Whitehall departments have been given until Friday to disclose if senior officials have second jobs in the private sector or other potential conflicts of interest.

It follows the revelation that Whitehall’s former head of procurement was working for Greensill Capital while still a civil servant.

The demand emerged as the Treasury Select Committee said it would investigate the response of ministers – including the chancellor, Rishi Sunak – to lobbying by former prime minister David Cameron on behalf of Greensill.

Mr Cameron, who joined Greensill in a paid role as special adviser in 2018, two years after leaving Downing Street, was found to have sent text messages and emails to ministers in an effort to exert influence within government on behalf of the financial services company.

The new inquiry was announced less than an hour after Conservative MPs voted down Labour’s attempt to force a wider parliamentary probe.

An official investigation ordered by Mr Johnson earlier this week has been described by Labour as “wholly inadequate” and “an insult to us all”, amid questions over its independence.

Labour’s Rachel Reeves accused Mr Johnson’s party of voting “to cover up cronyism”.

“It’s the return of Tory sleaze: one rule for them, another for everybody else,” she said.

Earlier Mr Johnson’s spokesperson said the man chosen by the prime minister to head the official inquiry into the affair would not be paid for his other job in government for the duration.

Top lawyer Nigel Boardman is also a non-executive director at the business department.

No 10 said he would not act in that role while the inquiry was carried out and that he was not being paid “from now onwards”.

Mr Boardman, the son of a Tory former cabinet minister, has already come under fire after it emerged that his law firm previously campaigned against limited curbs to lobbying rules.

As discontent over the scandal grows among Tory MPs, Mr Johnson’s anti-corruption champion backed calls for a series of reforms on lobbying.

John Penrose, the Conservative MP for Weston-super-Mare, told MPs that there were rules designed to disclose who ministers meet.

“[But these] disclosures don’t happen fast enough, they aren’t complete enough, they aren’t mutually comprehensible and machine readable and searchable enough, and as a result it is much too difficult at the moment to link up who ministers have met with, who the lobbyists are working for, with who is donating money to which political party,” he said.

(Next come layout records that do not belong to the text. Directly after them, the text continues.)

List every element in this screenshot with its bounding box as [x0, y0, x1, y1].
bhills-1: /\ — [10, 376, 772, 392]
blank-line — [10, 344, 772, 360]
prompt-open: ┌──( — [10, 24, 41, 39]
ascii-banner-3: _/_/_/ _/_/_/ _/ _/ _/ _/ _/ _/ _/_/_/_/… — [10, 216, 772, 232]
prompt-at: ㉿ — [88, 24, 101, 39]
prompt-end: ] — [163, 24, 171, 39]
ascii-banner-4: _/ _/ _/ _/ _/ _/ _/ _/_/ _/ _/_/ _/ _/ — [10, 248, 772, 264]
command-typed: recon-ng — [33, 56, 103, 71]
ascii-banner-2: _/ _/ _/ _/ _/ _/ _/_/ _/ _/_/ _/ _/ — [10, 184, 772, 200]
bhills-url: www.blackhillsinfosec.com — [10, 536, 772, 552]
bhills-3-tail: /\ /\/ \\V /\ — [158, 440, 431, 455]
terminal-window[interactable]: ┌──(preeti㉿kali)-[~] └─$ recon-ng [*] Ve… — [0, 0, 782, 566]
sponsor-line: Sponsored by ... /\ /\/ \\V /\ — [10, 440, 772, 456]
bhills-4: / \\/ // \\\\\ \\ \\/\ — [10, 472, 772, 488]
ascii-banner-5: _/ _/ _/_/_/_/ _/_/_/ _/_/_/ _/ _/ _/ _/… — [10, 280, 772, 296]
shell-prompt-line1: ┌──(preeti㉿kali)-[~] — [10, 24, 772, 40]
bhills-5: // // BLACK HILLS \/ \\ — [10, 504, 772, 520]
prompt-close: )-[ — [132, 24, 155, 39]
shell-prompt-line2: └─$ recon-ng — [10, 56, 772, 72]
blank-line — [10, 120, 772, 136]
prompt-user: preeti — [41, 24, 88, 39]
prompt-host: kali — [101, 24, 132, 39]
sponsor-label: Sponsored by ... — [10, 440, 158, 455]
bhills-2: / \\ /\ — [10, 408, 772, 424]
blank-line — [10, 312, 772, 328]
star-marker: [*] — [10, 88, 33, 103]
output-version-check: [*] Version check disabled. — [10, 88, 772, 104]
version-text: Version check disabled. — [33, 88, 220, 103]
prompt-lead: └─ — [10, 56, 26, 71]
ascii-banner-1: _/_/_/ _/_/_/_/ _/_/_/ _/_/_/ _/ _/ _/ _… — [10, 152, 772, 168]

Mr Cameron has conceded it was a mistake to lobby ministers informally on behalf of Greensill, but has insisted he did not break any rules.

Earlier Mr Johnson rejected Labour’s call for a wider inquiry into the lobbying scandal, claiming “it won’t do a blind bit of good”.

But he admitted it was unclear whether the “boundaries” that are supposed to exist between Whitehall and business had been “properly understood”.

He also told MPs that he did not recall the last time he had spoken to Mr Cameron.

“The honest truth is I cannot remember when I last spoke to Dave,” he said.

However, he insisted they had not discussed the Greensill affair.

The Treasury Select Committee inquiry will look at the “appropriateness” of the Treasury’s response to lobbying in relation to Greensill Capital.

Tory MP Mel Stride, the chair of the committee, said it would set out further details of the inquiry next week.

Conservative MPs voted down Labour’s proposal for a wider parliamentary inquiry by 357 votes to 262.